Dirk Grahn, der Direktkandidat der GRÜNEN für den Wahlbezirk Garbsen/Wedemark zur Landtagswahl 2018 und Landwirt mit teils ökologischem Landbau, teils konventionellem Landbau berichtete von seinen eigenen erfolgreichen Maßnahmen, um die Artenvielfalt auf seinen Flächen zu erhalten und zu fördern. Er zeigte Verständnis für die Probleme seiner Berufskollegen bei der Umsetzung neuer Regelungen. Eike Lengemann, der Direktkandidat der GRÜNEN im Wahlbezirk 43 (Hannover-Nord) zur Bundestagswahl, verwies auf die die Landwirtschaft betreffenden Abschnitte im Bundestagswahlprogramm. Er setzte eigene Akzente, indem er auch Bezüge zu seinem eigenen beruflichen und politischen Thema, Verkehr und Mobilität, herstellte. Auch hier gilt es, Flächenverbrauch und Zerschneiden von Landschaften zu vermeiden. Er verwies auf ein landesweites Biotopverbundsystem, das die Grünen weiterentwickeln wollen.

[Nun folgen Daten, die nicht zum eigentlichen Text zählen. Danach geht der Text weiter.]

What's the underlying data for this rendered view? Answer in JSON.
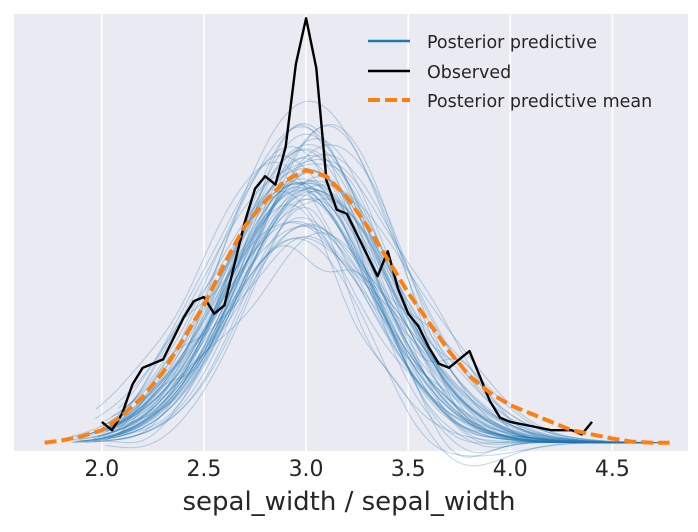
{
  "chart_data": {
    "type": "line",
    "title": "",
    "xlabel": "sepal_width / sepal_width",
    "ylabel": "",
    "xlim": [
      1.57,
      4.87
    ],
    "ylim": [
      -0.05,
      1.0
    ],
    "xticks": [
      "2.0",
      "2.5",
      "3.0",
      "3.5",
      "4.0",
      "4.5"
    ],
    "xtick_values": [
      2.0,
      2.5,
      3.0,
      3.5,
      4.0,
      4.5
    ],
    "grid": true,
    "legend_position": "top-right",
    "colors": {
      "background": "#eaeaf2",
      "grid": "#ffffff",
      "posterior_predictive": "#1f77b4",
      "observed": "#000000",
      "mean": "#ff7f0e"
    },
    "series": [
      {
        "name": "Posterior predictive",
        "style": "thin-translucent-samples",
        "sample_count": 60,
        "x_range": [
          1.85,
          4.75
        ],
        "note": "approximately normal KDE samples centered near 3.0"
      },
      {
        "name": "Observed",
        "style": "solid",
        "x": [
          2.0,
          2.05,
          2.1,
          2.15,
          2.2,
          2.25,
          2.3,
          2.35,
          2.4,
          2.45,
          2.5,
          2.55,
          2.6,
          2.65,
          2.7,
          2.75,
          2.8,
          2.85,
          2.9,
          2.95,
          3.0,
          3.05,
          3.1,
          3.15,
          3.2,
          3.25,
          3.3,
          3.35,
          3.4,
          3.45,
          3.5,
          3.55,
          3.6,
          3.65,
          3.7,
          3.75,
          3.8,
          3.85,
          3.9,
          3.95,
          4.0,
          4.1,
          4.2,
          4.3,
          4.35,
          4.4
        ],
        "y": [
          0.02,
          0.0,
          0.04,
          0.11,
          0.15,
          0.16,
          0.17,
          0.22,
          0.27,
          0.31,
          0.32,
          0.28,
          0.3,
          0.4,
          0.5,
          0.58,
          0.61,
          0.59,
          0.68,
          0.88,
          0.99,
          0.87,
          0.6,
          0.53,
          0.52,
          0.47,
          0.42,
          0.37,
          0.43,
          0.34,
          0.28,
          0.25,
          0.2,
          0.16,
          0.15,
          0.17,
          0.19,
          0.13,
          0.07,
          0.03,
          0.02,
          0.01,
          0.0,
          0.0,
          -0.01,
          0.02
        ]
      },
      {
        "name": "Posterior predictive mean",
        "style": "dashed",
        "x": [
          1.72,
          1.8,
          1.9,
          2.0,
          2.1,
          2.2,
          2.3,
          2.4,
          2.5,
          2.6,
          2.7,
          2.8,
          2.9,
          3.0,
          3.1,
          3.2,
          3.3,
          3.4,
          3.5,
          3.6,
          3.7,
          3.8,
          3.9,
          4.0,
          4.1,
          4.2,
          4.3,
          4.4,
          4.5,
          4.6,
          4.7,
          4.78
        ],
        "y": [
          -0.03,
          -0.025,
          -0.015,
          0.0,
          0.035,
          0.08,
          0.14,
          0.22,
          0.3,
          0.4,
          0.49,
          0.55,
          0.6,
          0.625,
          0.61,
          0.56,
          0.49,
          0.41,
          0.33,
          0.26,
          0.19,
          0.13,
          0.09,
          0.06,
          0.04,
          0.02,
          0.0,
          -0.01,
          -0.02,
          -0.028,
          -0.03,
          -0.03
        ]
      }
    ]
  }
}
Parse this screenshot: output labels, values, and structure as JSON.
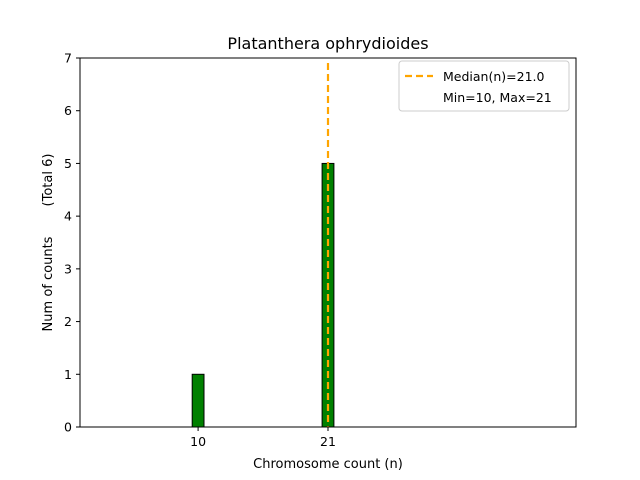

Gisela Wicke, Bereichsleiterin im Niedersächsischen Landesbetrieb für Wasserwirtschaft, Küsten- und Naturschutz, hat Erfahrungen aus mehr als 25 Jahren im Naturschutz des Landes Niedersachsen. Insbesondere in der Anlage von Ackerrandstreifen und Brachen sah sie noch großes Potential, die Artenvielfalt auf landwirtschaftlichen Flächen zu fördern. Für eine Ausweitung dieser Programme sollte deutlich mehr Geld zur Verfügung gestellt werden. Auch eine noch bessere Beratung der Landwirte über den Artenschutz und die dazu angebotenen Programme sei unbedingt anzustreben. Im übrigen plädierte sie dafür, die sogenannte „gute fachliche Praxis“ als Grundlage der Landwirtschaft neu zu definieren. Mit zahlreichen Beiträgen beteiligte sich das Publikum an der lebhaften Diskussion. Überwiegend wurde dabei die Position des Naturschutzes eingenommen. Unter anderem wurde auch die Verpflichtung der Gemeinde hingewiesen, auf ihren eigenen Flächen für die Artenvielfalt zu sorgen, z.B. durch späteres Abmähen der Wegeränder.